Crítica
"Viúvas", de Steve McQueen
Quem conhecer o trabalho de Steve McQueen (autor de títulos notáveis como "Fome" ou "Vergonha"), certamente, reconhecerá nele um obstinado representante de um certo cinema político, que procura expor as convulsões e contradições da história, através das nuances dos destinos individuais.
Porventura, por isso, muitos tenham encarado com estranheza a sua vontade de dirigir um thriller, que recuperava a premissa de uma minisérie de 1983. Afinal, a odisseia de uma galeria de viúvas, que herdaram as ramificações dos pecados cometidos pelos cônjuges defuntos, aparentava estar nos antípodas do estilo contemplativo e melancólico do britânico.
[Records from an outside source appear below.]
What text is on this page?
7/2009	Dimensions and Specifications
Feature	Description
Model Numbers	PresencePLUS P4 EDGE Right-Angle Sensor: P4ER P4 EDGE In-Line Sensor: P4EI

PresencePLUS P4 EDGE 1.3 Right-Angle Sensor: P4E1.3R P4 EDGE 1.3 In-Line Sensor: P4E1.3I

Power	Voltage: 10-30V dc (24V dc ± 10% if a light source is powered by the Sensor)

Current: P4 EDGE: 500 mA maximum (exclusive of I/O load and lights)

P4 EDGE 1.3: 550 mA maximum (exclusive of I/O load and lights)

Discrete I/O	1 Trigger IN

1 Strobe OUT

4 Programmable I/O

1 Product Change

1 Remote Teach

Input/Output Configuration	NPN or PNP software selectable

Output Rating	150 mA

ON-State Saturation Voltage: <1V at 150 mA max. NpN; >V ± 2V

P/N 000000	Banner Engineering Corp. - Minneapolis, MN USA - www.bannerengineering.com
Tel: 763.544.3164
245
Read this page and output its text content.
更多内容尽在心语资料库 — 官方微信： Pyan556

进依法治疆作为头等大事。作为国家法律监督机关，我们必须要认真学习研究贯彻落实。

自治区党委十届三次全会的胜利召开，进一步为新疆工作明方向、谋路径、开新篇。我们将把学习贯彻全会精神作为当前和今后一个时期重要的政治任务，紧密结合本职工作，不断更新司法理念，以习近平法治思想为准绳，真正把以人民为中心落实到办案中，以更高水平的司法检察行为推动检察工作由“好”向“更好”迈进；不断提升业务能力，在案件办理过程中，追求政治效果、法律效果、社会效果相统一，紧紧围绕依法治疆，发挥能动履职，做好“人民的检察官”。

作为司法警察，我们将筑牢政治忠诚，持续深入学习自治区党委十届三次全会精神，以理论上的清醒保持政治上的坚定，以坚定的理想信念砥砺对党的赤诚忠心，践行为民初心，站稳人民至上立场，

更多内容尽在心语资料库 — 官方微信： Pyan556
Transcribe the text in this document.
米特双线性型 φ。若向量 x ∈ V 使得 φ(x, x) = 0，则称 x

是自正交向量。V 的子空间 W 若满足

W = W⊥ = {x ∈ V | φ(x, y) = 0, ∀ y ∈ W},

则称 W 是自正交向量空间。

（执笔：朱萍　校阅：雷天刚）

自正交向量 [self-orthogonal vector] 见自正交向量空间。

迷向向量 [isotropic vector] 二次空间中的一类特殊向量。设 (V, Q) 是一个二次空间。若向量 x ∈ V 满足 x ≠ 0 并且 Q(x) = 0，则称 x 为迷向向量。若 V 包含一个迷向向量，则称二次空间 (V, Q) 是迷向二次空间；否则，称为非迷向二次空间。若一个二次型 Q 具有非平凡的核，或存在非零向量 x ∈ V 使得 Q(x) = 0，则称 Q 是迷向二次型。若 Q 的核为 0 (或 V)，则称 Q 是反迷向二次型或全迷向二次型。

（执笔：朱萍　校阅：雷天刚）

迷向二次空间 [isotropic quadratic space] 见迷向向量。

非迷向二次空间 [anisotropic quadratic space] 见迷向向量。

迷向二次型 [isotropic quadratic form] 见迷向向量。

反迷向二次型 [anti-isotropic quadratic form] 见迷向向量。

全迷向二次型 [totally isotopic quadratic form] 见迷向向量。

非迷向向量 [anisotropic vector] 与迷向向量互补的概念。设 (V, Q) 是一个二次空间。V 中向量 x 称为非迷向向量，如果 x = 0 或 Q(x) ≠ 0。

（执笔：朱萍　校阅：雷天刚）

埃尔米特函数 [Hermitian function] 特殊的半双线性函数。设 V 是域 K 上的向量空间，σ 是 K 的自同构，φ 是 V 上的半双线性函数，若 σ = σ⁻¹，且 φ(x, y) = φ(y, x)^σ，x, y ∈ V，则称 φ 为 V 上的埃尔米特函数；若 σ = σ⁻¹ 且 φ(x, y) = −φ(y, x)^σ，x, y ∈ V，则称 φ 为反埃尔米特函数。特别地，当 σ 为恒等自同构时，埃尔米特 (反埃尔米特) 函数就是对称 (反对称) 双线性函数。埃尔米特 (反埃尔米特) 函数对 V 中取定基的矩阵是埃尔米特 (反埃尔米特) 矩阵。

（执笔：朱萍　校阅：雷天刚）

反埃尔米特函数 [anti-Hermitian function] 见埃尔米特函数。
No entanto, desenganem-se os que viam "Viúvas" como uma possível tentativa de reinventar uma filmografia ainda curta, porque McQueen apenas se interessa pelos mecanismos do policial, na medida, em que lhe permitem facilitar a entrada do público, num bairro onde cabem alguns dos mais perturbantes fantasmas contemporâneos.
Aliás, o elemento mais sedutor do filme é mesmo a maneira como o argumento (da autoria da romancista Gyllian Flynn e do próprio Steve McQueen), vai assumindo contornos labirínticos, multiplicando personagens e situações, que pintam o retrato de uma sociedade corroída pela perturbante proliferação de preconceito, violência e corrupção.
Labirinto esse, que apenas pode ser sustentado pelo apaixonado e meticuloso trabalho dos seus atores, e mesmo que seja impossível nomeá-los a todos (até nomes como Jon Bernthal ou Robert Duvall, são chamados para desempenhar papéis relativamente minúsculos), apetece citar dois: Colin Farrell, como um candidato político, que lamenta a herança de corrupção, que o pai lhe deixou, e Elizabeth Debicki, a oscilar entre a vulnerabilidade e a descoberta de uma força inesperada.
Resumindo de forma necessariamente esquemática, "Viúvas" trata-se de um thriller com a intensidade, a verve e a poesia dos melhores títulos de Michael Mann (o seu "Heat: Cidade sob Pressão", assume-se como uma fonte de inspiração óbvia), contudo, é também um elucidativo e tocante turbilhão de sentimentos e ações, desejos e ilusões, verdades e mentiras, vida e morte.